Monday, January 29, 2007

[JFP] No Bond for Seale


by Matt Saldaña
Photo by Matt Saldaña
Jan. 29, 2006

At approximately 3:15 p.m. on Monday in the James O. Eastland Federal Building in Jackson, U.S. Magistrate Judge Linda Anderson denied bond to James Seale, the 71-year old former Klansman held in federal custody for two counts of kidnapping resulting in death and one count of conspiracy for his role in the abductions and murders of Charles Moore and Henry Dee in 1964. Forty-two years after the murders, on Jan. 25, Attorney General Alberto Gonzalez announced grand jury indictment charges against Seale.

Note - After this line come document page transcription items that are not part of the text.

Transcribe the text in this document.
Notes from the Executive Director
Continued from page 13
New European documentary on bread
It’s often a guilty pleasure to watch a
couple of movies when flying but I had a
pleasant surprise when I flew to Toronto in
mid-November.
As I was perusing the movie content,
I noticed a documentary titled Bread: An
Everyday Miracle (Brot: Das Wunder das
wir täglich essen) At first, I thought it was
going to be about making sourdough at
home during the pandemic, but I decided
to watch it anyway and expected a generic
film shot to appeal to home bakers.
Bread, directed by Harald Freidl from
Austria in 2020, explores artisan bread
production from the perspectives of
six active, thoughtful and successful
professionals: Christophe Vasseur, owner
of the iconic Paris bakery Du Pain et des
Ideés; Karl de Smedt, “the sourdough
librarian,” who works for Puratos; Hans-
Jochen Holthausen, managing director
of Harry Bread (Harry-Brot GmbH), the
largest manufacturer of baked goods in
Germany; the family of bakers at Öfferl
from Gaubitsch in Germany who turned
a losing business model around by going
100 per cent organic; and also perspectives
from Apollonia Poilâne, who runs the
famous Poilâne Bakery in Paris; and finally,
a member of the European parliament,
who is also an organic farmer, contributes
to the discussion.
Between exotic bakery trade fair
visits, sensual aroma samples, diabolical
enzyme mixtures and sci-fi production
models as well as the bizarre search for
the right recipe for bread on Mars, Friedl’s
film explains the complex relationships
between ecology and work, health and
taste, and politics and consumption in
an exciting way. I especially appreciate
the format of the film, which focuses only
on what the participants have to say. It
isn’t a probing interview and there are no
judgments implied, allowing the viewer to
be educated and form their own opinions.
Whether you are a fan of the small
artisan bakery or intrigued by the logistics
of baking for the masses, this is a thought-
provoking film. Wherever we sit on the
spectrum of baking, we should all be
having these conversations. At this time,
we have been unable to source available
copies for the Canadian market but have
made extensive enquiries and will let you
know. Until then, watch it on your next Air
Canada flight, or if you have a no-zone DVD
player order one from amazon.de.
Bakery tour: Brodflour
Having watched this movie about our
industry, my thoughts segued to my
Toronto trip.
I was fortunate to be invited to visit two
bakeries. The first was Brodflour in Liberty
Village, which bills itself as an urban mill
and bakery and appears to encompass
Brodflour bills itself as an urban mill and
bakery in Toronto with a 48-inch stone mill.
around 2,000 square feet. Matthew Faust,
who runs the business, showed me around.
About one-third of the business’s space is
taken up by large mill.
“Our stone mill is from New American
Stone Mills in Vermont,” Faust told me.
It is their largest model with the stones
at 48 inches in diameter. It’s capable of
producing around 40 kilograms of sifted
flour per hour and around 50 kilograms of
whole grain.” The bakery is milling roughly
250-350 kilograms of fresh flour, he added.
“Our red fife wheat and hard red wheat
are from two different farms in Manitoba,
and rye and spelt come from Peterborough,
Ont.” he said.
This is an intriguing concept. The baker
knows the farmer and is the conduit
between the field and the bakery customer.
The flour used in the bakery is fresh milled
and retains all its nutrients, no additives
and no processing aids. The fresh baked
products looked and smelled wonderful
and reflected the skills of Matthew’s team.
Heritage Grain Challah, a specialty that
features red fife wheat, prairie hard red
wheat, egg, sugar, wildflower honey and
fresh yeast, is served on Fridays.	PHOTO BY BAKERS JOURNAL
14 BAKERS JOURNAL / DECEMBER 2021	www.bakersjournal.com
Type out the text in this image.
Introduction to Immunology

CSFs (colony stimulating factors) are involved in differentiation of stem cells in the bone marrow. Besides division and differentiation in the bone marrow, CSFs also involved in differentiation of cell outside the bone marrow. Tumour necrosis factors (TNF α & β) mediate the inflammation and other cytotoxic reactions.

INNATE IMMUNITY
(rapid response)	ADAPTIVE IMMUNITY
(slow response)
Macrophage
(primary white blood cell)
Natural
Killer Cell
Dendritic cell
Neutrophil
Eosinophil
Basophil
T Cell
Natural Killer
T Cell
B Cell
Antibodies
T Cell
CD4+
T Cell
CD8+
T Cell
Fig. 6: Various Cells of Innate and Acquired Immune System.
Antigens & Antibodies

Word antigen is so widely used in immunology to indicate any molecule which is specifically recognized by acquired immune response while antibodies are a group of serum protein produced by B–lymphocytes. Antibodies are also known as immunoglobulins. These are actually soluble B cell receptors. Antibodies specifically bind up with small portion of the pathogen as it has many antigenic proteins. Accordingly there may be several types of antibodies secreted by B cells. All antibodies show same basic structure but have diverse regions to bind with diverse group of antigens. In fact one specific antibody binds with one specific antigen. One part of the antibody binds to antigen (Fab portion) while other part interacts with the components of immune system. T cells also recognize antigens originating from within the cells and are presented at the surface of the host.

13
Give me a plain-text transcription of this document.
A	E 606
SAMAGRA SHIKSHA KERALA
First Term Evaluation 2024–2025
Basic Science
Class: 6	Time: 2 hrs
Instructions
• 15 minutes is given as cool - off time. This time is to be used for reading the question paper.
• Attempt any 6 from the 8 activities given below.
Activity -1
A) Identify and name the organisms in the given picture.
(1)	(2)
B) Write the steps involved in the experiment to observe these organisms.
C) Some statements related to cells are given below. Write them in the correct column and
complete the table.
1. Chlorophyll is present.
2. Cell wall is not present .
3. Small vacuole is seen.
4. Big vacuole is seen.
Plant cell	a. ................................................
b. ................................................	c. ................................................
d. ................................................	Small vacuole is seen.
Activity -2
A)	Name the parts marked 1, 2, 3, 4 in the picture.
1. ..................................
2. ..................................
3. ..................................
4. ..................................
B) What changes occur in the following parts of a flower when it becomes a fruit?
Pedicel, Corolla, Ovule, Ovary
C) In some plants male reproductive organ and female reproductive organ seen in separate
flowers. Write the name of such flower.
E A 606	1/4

“Neither the weight of the crime nor its circumstances have been diminished by the passage of time,” Anderson said.

Anderson said she considered the violent and horrific nature of the alleged crime, which Special Litigation Counsel Paige Fitzgerald referred to as “so horrific it boggles the mind,” in denying Seale’s bail. She also took into account Seale’s concealment of his brother in Alabama during a pre-trial interview, and the chance that he could flee in his R.V.

Fitzgerald, who argued on behalf of the prosecution for a bond denial, referred to Seale—who, if convicted, would face life imprisonment—as “a man with nothing to lose.” Anderson agreed, saying Seale had “little incentive to stay” in Roxie, Miss.

Public defender Kathy Nester, arguing on behalf of Seale, objected several times, seeking to prevent Fitzgerald from presenting details of the crime at the bond hearing. Anderson overruled because those details had already appeared in the indictment report. Nester also objected when Fitzgerald referred to the Ku Klux Klan as a “terrorist organization,” though a federal grand jury first labeled the KKK a terrorist organization in 1869.